PurpleOkapi · 31/08/2021 03:23

This came about because teachers and their unions demanded it. Those of us who objected to it at the time were called mass murderers. Teachers demanded priority access to the vaccine early in the rollout, and they got it, because everyone wanted kids back in school. That was in December and January, and the teachers still refused to go back that year. Many teachers were rightly disgusted by that union decision, but they can't do anything about it as individuals.

What's even sadder is that because of union histrionics, many parents are unwilling to send their children to in-person classes even when schools open back up. The unions incessantly claimed that their refusal to teach classes in person was for the safety of the students, because covid was unacceptably dangerous to children. It was clear fairly early on that this wasn't true, but they stuck to that talking point because emphasizing the risks to teachers invites responses like "If you believe your job is unacceptably dangerous, you don't have to keep doing it, but we aren't going to keep paying you." Unions leaders knew all along that this was self-serving nonsense, but many parents believed them.

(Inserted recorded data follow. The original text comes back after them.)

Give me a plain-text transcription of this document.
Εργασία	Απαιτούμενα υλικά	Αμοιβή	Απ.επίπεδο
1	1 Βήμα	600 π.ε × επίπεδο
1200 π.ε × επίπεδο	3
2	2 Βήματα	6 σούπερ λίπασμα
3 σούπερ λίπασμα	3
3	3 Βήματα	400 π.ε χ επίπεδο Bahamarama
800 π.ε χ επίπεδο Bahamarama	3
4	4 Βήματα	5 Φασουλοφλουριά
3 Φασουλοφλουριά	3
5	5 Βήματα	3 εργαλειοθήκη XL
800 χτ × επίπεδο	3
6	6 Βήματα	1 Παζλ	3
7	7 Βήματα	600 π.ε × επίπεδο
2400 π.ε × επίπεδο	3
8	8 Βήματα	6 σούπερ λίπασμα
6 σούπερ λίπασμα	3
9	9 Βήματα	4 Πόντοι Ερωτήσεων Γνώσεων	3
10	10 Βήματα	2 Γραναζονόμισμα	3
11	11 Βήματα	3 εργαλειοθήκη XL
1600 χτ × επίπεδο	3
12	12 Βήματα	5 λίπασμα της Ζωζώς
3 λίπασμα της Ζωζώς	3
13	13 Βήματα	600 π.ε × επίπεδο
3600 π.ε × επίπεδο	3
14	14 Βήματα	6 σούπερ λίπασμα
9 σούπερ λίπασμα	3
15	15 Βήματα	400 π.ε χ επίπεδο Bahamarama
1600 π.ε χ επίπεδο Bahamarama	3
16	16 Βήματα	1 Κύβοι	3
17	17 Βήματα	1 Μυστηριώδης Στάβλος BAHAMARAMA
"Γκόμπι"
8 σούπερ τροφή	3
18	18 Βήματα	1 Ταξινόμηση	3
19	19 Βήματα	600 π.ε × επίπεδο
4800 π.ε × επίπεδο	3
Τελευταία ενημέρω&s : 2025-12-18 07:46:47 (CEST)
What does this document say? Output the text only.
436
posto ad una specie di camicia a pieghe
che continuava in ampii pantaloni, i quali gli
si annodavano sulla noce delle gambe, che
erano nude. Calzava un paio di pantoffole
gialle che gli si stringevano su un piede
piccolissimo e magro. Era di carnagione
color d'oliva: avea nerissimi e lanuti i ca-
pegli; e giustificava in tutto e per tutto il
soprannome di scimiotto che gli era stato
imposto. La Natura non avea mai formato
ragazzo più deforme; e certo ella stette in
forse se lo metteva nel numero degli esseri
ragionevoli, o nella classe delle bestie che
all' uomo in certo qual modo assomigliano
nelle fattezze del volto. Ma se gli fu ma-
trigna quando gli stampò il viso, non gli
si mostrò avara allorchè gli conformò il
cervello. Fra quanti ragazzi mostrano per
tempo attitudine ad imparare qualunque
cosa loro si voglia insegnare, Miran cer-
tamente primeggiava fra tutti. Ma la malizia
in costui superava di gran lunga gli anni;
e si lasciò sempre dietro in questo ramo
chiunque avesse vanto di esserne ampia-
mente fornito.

The problem here is that if there are 30 unvaccinated people in a room, one of them (the teacher) getting vaccinated doesn't do much to decrease the risk to the other 29, because they can all still catch it from each other (and probably still from the teacher, at the rate things are going, but that's a separate conversation). So someone who believed the teachers when they said in-person classes were too dangerous for students a year ago isn't going to send their child to in-person classes now, because in-person classes are no less dangerous now than they were then. And they're understandably confused that some of the same people are now saying it's safe for children, when the only that's changed is that teachers - not children under 12 - have been vaccinated. If the union mouthpieces had been honest about their rationale for refusing to teach in person, this problem wouldn't exist. But because they chose to mislead and sometimes outright lie to the public, huge numbers of children will needlessly miss out on in-person instruction because their well-intentioned parents believe it's too dangerous for even a perfectly healthy child.